Categories
apache-spark dataframe json scala

how to convert json string to dataframe on spark

I want to convert string variable below to dataframe on spark.

val jsonStr = "{ "metadata": { "key": 84896, "value": 54 }}"

I know how to create dataframe from json file.

sqlContext.read.json("file.json")

but I don’t know how to create dataframe from string variable.

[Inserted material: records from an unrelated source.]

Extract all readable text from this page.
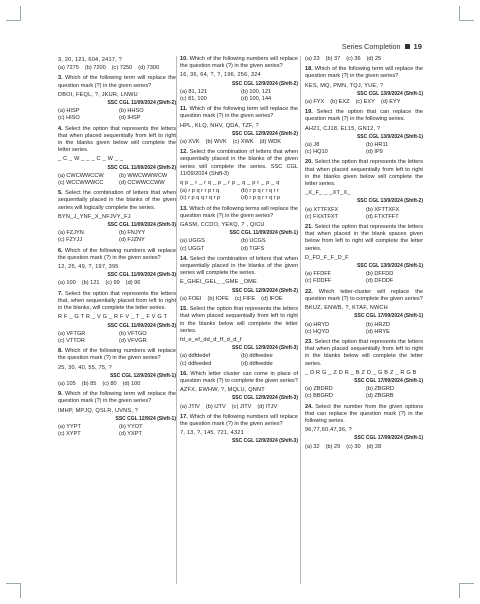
Series Completion 19
3, 20, 121, 604, 2417, ?
(a) 7275 (b) 7200 (c) 7250 (d) 7300
3. Which of the following term will replace the question mark (?) in the given series?
DBOI, FEQL, ?, JKUR, LNWU
SSC CGL 11/09/2024 (Shift-2)
(a) HISP	(b) HHSO
(c) HISO	(d) IHSP
4. Select the option that represents the letters that when placed sequentially from left to right in the blanks given below will complete the letter series.
_ C _ W _ _ _ C _ W _ _
SSC CGL 11/09/2024 (Shift-2)
(a) CWCWWCCW	(b) WWCWWWCW
(c) WCCWWWCC	(d) CCWWCCWW
5. Select the combination of letters that when sequentially placed in the blanks of the given series will logically complete the series.
BYN_J_YNF_X_NFJVY_FJ
SSC CGL 11/09/2024 (Shift-3)
(a) FZJYN	(b) FNJYY
(c) FZYJJ	(d) FJZNY
6. Which of the following numbers will replace the question mark (?) in the given series?
12, 25, 49, ?, 197, 395
SSC CGL 11/09/2024 (Shift-3)
(a) 100 (b) 121 (c) 99 (d) 96
7. Select the option that represents the letters that, when sequentially placed from left to right in the blanks, will complete the letter series.
R F _ G T R _ V G _ R F V _ T _ F V G T
SSC CGL 11/09/2024 (Shift-3)
(a) VFTGR	(b) VFTGO
(c) VTTOR	(d) VFVGR
8. Which of the following numbers will replace the question mark (?) in the given series?
25, 30, 40, 55, 75, ?
SSC CGL 12/9/2024 (Shift-1)
(a) 105 (b) 85 (c) 80 (d) 100
9. Which of the following term will replace the question mark (?) in the given series?
IMHP, MPJQ, QSLR, UVNS, ?
SSC CGL 12/9/24 (Shift-1)
(a) YYPT	(b) YYOT
(c) XYPT	(d) YXPT
10. Which of the following numbers will replace the question mark (?) in the given series?
16, 36, 64, ?, ?, 196, 256, 324
SSC CGL 12/9/2024 (Shift-2)
(a) 81, 121	(b) 100, 121
(c) 81, 100	(d) 100, 144
11. Which of the following term will replace the question mark (?) in the given series?
HPL, KLQ, NHV, QDA, TZF, ?
SSC CGL 12/9/2024 (Shift-2)
(a) XVK (b) WVK (c) XWK (d) WDK
12. Select the combination of letters that when sequentially placed in the blanks of the given series will complete the series. SSC CGL 11/09/2024 (Shift-3)
q p _ r _ r q _ p _ r p _ q _ p r _ p _ q
(a) r p q r r p r q	(b) r p q r r q r r
(c) r p q q r q r p	(d) r p q r r q r p
13. Which of the following terms will replace the question mark (?) in the given series?
GASM, CCDO, YEKQ, ? , QICU
SSC CGL 11/09/2024 (Shift-1)
(a) UGGS	(b) UCGS
(c) UGGT	(d) TGFS
14. Select the combination of letters that when sequentially placed in the blanks of the given series will complete the series.
E_GHEI_GEL_ _GME _OME
SSC CGL 12/9/2024 (Shift-2)
(a) FOEI (b) IOFE (c) FIFE (d) IFOE
15. Select the option that represents the letters that when placed sequentially from left to right in the blanks below will complete the letter series.
fd_e_ef_dd_d_ff_d_d_f
SSC CGL 12/9/2024 (Shift-3)
(a) ddfdedef	(b) ddfeedee
(c) ddfeeded	(d) ddfeedde
16. Which letter cluster can come in place of question mark (?) to complete the given series?
AZFX, EWHW, ?, MQLU, QNNT
SSC CGL 12/9/2024 (Shift-3)
(a) JTIV (b) IJTV (c) JITV (d) ITJV
17. Which of the following numbers will replace the question mark (?) in the given series?
7, 13, ?, 145, 721, 4321
SSC CGL 12/9/2024 (Shift-3)
(a) 23 (b) 37 (c) 36 (d) 25
18. Which of the following term will replace the question mark (?) in the given series?
KES, MQ, PMN, TQJ, YUE, ?
SSC CGL 13/9/2024 (Shift-1)
(a) FYX (b) EXZ (c) EXY (d) EYY
19. Select the option that can replace the question mark (?) in the following series.
AH21, CJ18, EL15, GN12, ?
SSC CGL 13/9/2024 (Shift-1)
(a) J8	(b) HR11
(c) HQ10	(d) IP9
20. Select the option that represents the letters that when placed sequentially from left to right in the blanks given below will complete the letter series.
_X_F_ _ _XT_X_
SSC CGL 13/9/2024 (Shift-2)
(a) XTTFXFX	(b) XFTTXFX
(c) FXXTFXT	(d) FTXTFFT
21. Select the option that represents the letters that when placed in the blank spaces given below from left to right will complete the letter series.
D_FD_F_F_D_F
SSC CGL 13/9/2024 (Shift-1)
(a) FFDFF	(b) DFFDD
(c) FDDFF	(d) DFDDF
22. Which letter-cluster will replace the question mark (?) to complete the given series?
BKUZ, ENWB, ?, KTAF, NWCH
SSC CGL 17/09/2024 (Shift-1)
(a) HRYD	(b) HRZD
(c) HQYD	(d) HRYE
23. Select the option that represents the letters that when placed sequentially from left to right in the blanks below will complete the letter series.
_ D R G _ Z D R _ B Z D _ G B Z _ R G B
SSC CGL 17/09/2024 (Shift-1)
(a) ZBDRD	(b) ZBGRD
(c) BBGRD	(d) ZBGRB
24. Select the number from the given options that can replace the question mark (?) in the following series.
96,77,60,47,36, ?
SSC CGL 17/09/2024 (Shift-1)
(a) 32 (b) 29 (c) 30 (d) 28
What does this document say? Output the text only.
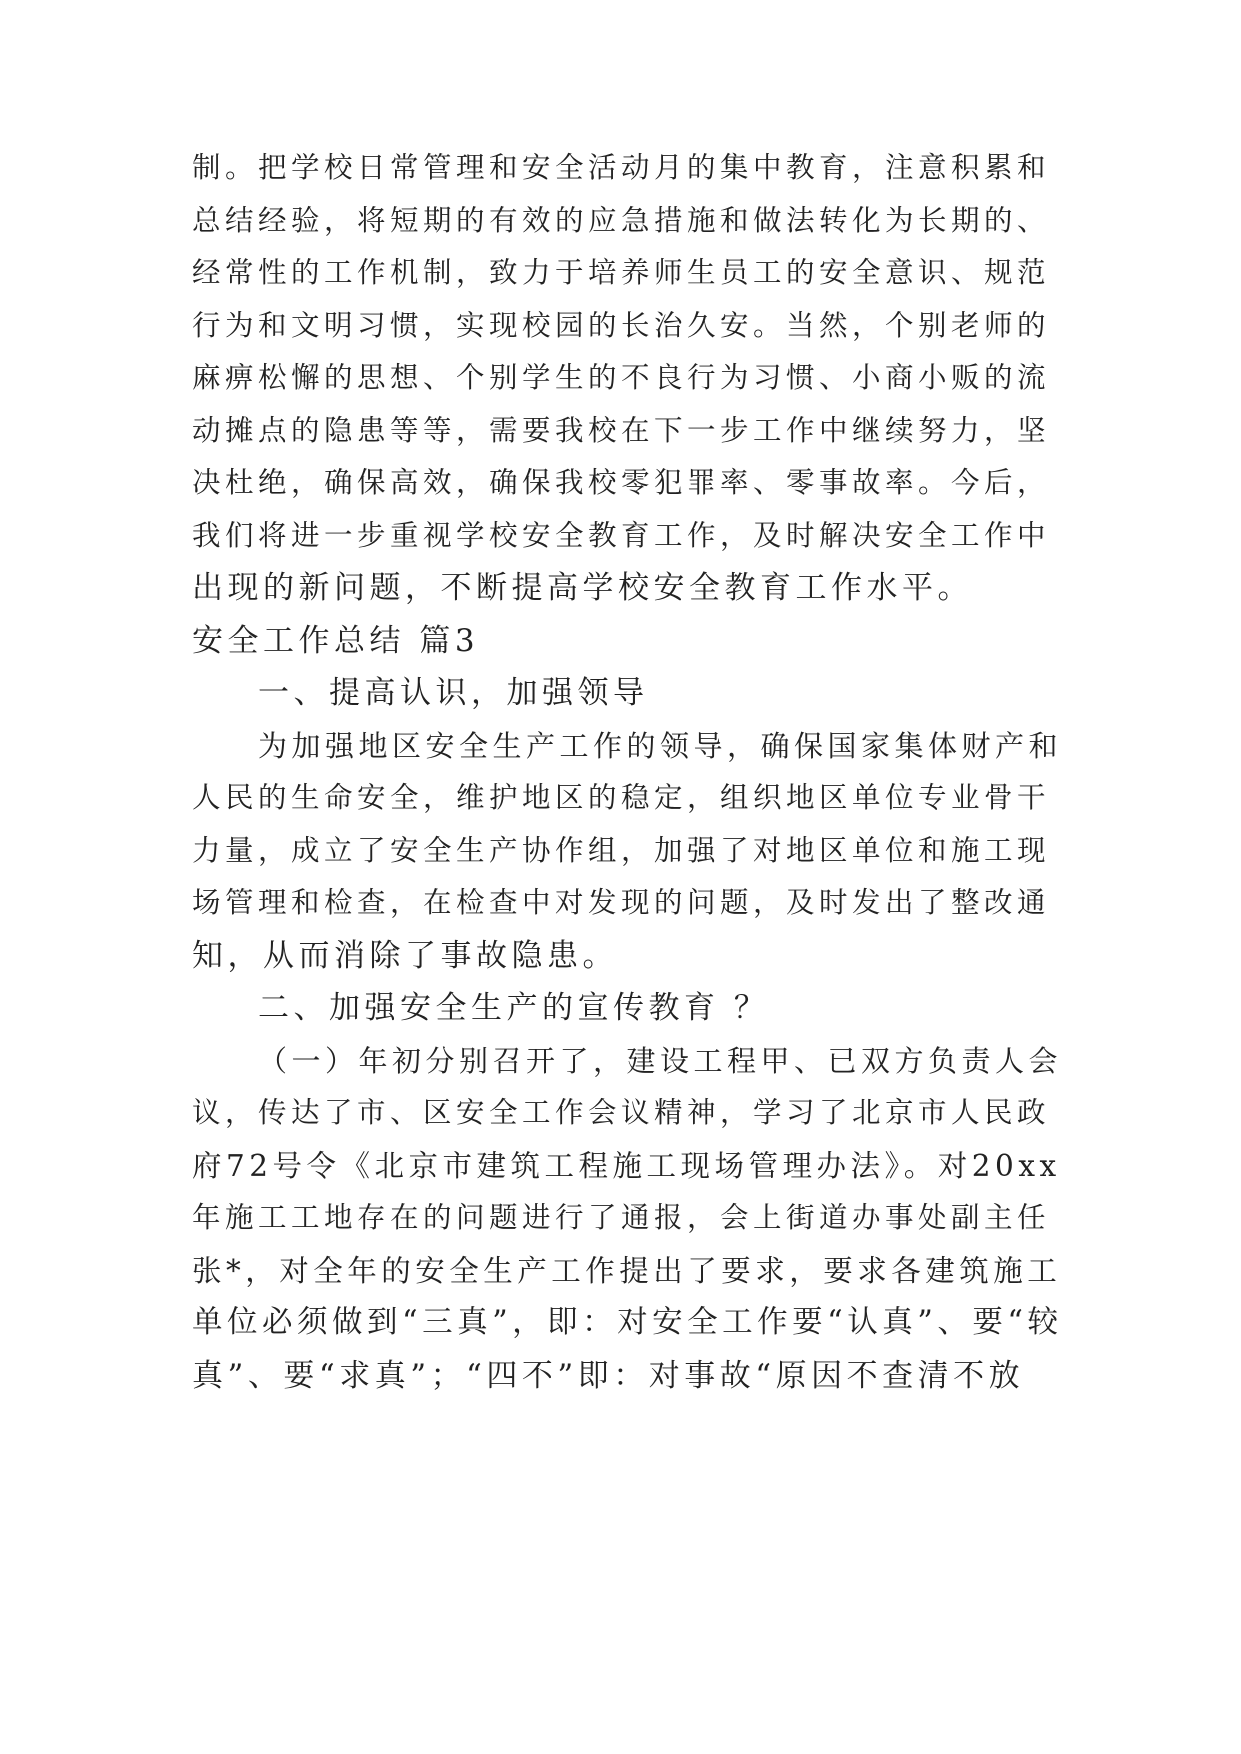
制。把学校日常管理和安全活动月的集中教育，注意积累和
总结经验，将短期的有效的应急措施和做法转化为长期的、
经常性的工作机制，致力于培养师生员工的安全意识、规范
行为和文明习惯，实现校园的长治久安。当然，个别老师的
麻痹松懈的思想、个别学生的不良行为习惯、小商小贩的流
动摊点的隐患等等，需要我校在下一步工作中继续努力，坚
决杜绝，确保高效，确保我校零犯罪率、零事故率。今后，
我们将进一步重视学校安全教育工作，及时解决安全工作中
出现的新问题，不断提高学校安全教育工作水平。
安全工作总结 篇3
一、提高认识，加强领导
为加强地区安全生产工作的领导，确保国家集体财产和
人民的生命安全，维护地区的稳定，组织地区单位专业骨干
力量，成立了安全生产协作组，加强了对地区单位和施工现
场管理和检查，在检查中对发现的问题，及时发出了整改通
知，从而消除了事故隐患。
二、加强安全生产的宣传教育 ？
（一）年初分别召开了，建设工程甲、已双方负责人会
议，传达了市、区安全工作会议精神，学习了北京市人民政
府72号令《北京市建筑工程施工现场管理办法》。对20xx
年施工工地存在的问题进行了通报，会上街道办事处副主任
张*，对全年的安全生产工作提出了要求，要求各建筑施工
单位必须做到“三真”，即：对安全工作要“认真”、要“较
真”、要“求真”；“四不”即：对事故“原因不查清不放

How can I convert json String variable to dataframe.

For Spark 2.2+:

import spark.implicits._
val jsonStr = """{ "metadata": { "key": 84896, "value": 54 }}"""
val df = spark.read.json(Seq(jsonStr).toDS)

For Spark 2.1.x:

val events = sc.parallelize("""{"action":"create","timestamp":"2016-01-07T00:01:17Z"}""" :: Nil)    
val df = sqlContext.read.json(events)

Hint: this is using sqlContext.read.json(jsonRDD: RDD[Stirng]) overload.
There is also sqlContext.read.json(path: String) where it reads a Json file directly.

For older versions:

val jsonStr = """{ "metadata": { "key": 84896, "value": 54 }}"""
val rdd = sc.parallelize(Seq(jsonStr))
val df = sqlContext.read.json(rdd)